Cheryl Clark, for HealthLeaders Media, October 27, 2010

Other areas that posed additional problems included dressing, eating, using the telephone, managing money, taking medications, or getting into bed. "There was wide range of new difficulties across the array of activities," the authors wrote.

The authors did not say definitively what mechanism deteriorates function or cognition, but they hypothesized some pathways:

  • There could be a direct inflammatory and hypoperfusion mediated degradation of muscle fibers and neurons for patients who have been hospitalized in the intensive care unit.
  • Hypotension or hypoperfusion may directly contribute to brain injury
  • Inflammation, a byproduct of sepsis' pathophysiology, could provoke vascular dementia and Alzheimer's disease.
  • Delirium, common in sepsis, is associated with cognitive decline and long-term cognitive impairment in patients treated with mechanical ventilation.

The authors also discussed the cost to society.

"Cognitive and functional declines of the magnitude seen after severe sepsis are associated with significant increases in caregiver time, nursing home admission, depression, and mortality," they wrote. "These data argue that the burden of sepsis survivorship is a substantial, under recognized public health problem with major implications for patients, families and the healthcare system." 

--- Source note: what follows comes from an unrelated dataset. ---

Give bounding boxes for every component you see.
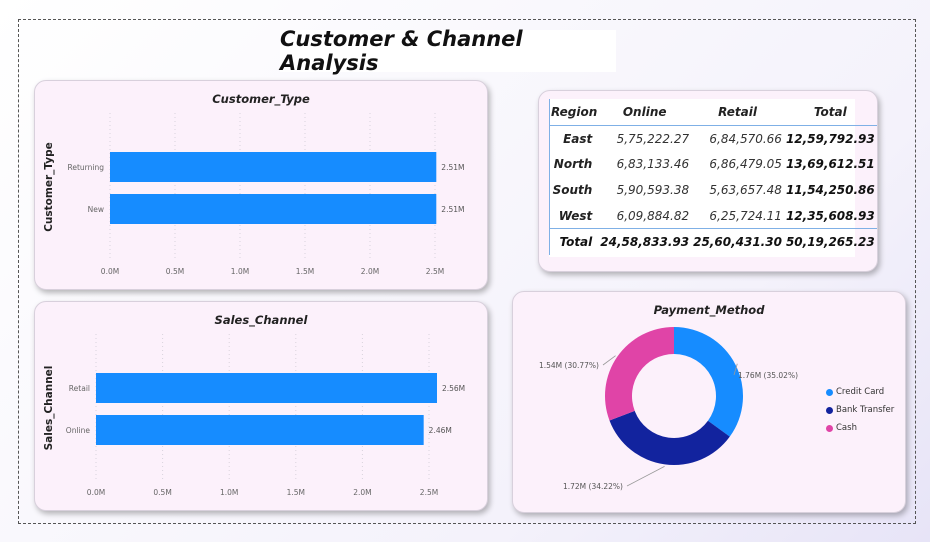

They added that patients with this severe cognitive impairment "[have] been associated with an additional 40 hours per week of informal care provided by families, analogous to an additional fulltime job."

Iwashyna and colleagues called sepsis "a sentinel event" and said that future research to identify mechanisms leading from sepsis to cognitive impairment and functional disability, as well as interventions to prevent or slow the process, "is especially important now given the aging of the population."